- Każdy i każda z nas jest czasem pieszym lub pieszą - mówiła kandydatka lewicy i ruchów miejskich, Magdalena Biejat. - Chcę dzisiaj państwu przedstawić wizję miasta, które jest dla nas przyjazne, bezpieczne i wygodne.

Biejat, przewodnicząca partii Razem, w ubiegłym tygodniu ogłosiła swoją kandydaturę na prezydentkę Warszawy. Wspiera ją szeroka koalicja lewicy i ruchów miejskich - Nowa Lewica, PPS, Unia Pracy i stowarzyszenie Miasto Jest Nasze. W piątek, podczas konferencji prasowej na Rondzie Waszyngtona, przedstawiła program dotyczący bezpieczeństwa i wygody pieszych.

- Jest 2024 rok, Warszawa jest dużą stolicą europejską i musi odpowiadać na potrzeby wszystkich, także rodziców małych dzieci, osób z niepełnosprawnościami i seniorów. Dlatego zapowiadamy: do 2030 roku Warszawa stanie się miastem bez barier! - zapowiedziała. Najważniejsze sprawy to dla niej wytyczenie przejść naziemnych i dostępność przystanków komunikacji miejskiej. - Miejsc, w których piesi są dosłownie spychani do podziemia, jest w Warszawie za dużo. Sama mieszkam przy dworcu Wileńskim, gdzie nie da się normalnie przejść przez Targową. W wielu miejscach - też w ważnych węzłach przesiadkowych - jak przystanek przy GUS, po prostu nie da się przejść z punktu A do B bez schodów, labiryntów, czekania na windę - wyliczała.
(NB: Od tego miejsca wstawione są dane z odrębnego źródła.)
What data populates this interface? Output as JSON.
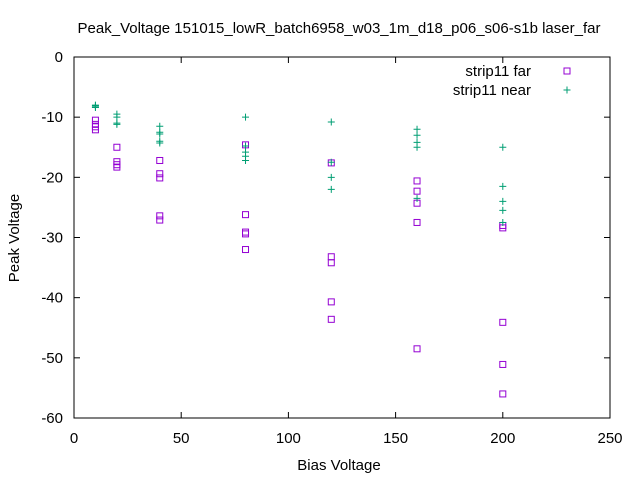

Robert Migas ze stowarzyszenia Miasto jest Nasze, kandydat do Rady Miasta i radny osiedla na Saskiej Kępie, nazywa je “Rondem Niedasizmu”. - W ubiegłym roku w Samorządzie Mieszkańców Saska Kępa przyjęliśmy wspólne stanowisko z Samorządem Kamionka o wytyczeniu brakującego przejścia dla pieszych. Niestety dostaliśmy odpowiedź, że warto, ale nie ma tego w planach, podobnie jak instalacji wind - opowiadał*. - Podobnie wygląda sytuacja w sprawie kładki na Grochowskiej, przejścia pod Targową, bardzo niewygodnego węzła przesiadkowego na Al. Zielenieckiej. “Nie jesteśmy w stanie podać terminu”, “nie ma takich planów”, generalnie “nie da się”. Przełamiemy ten niedasizm* - zapowiada.

Jak podkreślała Marika Rajs, kandydatka do Rady Miasta z MJN, Warszawa jest dzisiaj nieprzyjazna dla rodziców małych dzieci. - Przesiadka z wózkiem dziecięcym na Waszyngtonie to koszmar. Co to za problem, żeby pojawiło się tu przejście naziemne, umożliwiające przesiadkę z tramwaju do autobusu czy wejście do parku głównym wejściem?- pytała. - Chciałabym, żebyśmy przestali nazywać roszczeniowością oczekiwanie, że miasto będzie dostępne dla wszystkich. Dostępność nie jest przeciwko komuś, a dla wszystkich. Dla rodziców z dziećmi, dla osób z niepełnosprawnościami. Pamiętajmy też, że wszyscy się starzejemy i każdy może tak po prostu kiedyś skręcić kostkę.

- Warszawa jest zamożnym miastem o dużym budżecie i stać nas na to, żeby dostosować się do potrzeb wszystkich mieszkańców i mieszkanek - stwierdziła Martyna Jałoszyńska, kandydatka do Rady Miasta z partii Razem. - Już 7 kwietnia będziemy mogli zagłosować za miastem, które jest przyjazne, wygodne i bezpieczne dla pieszych.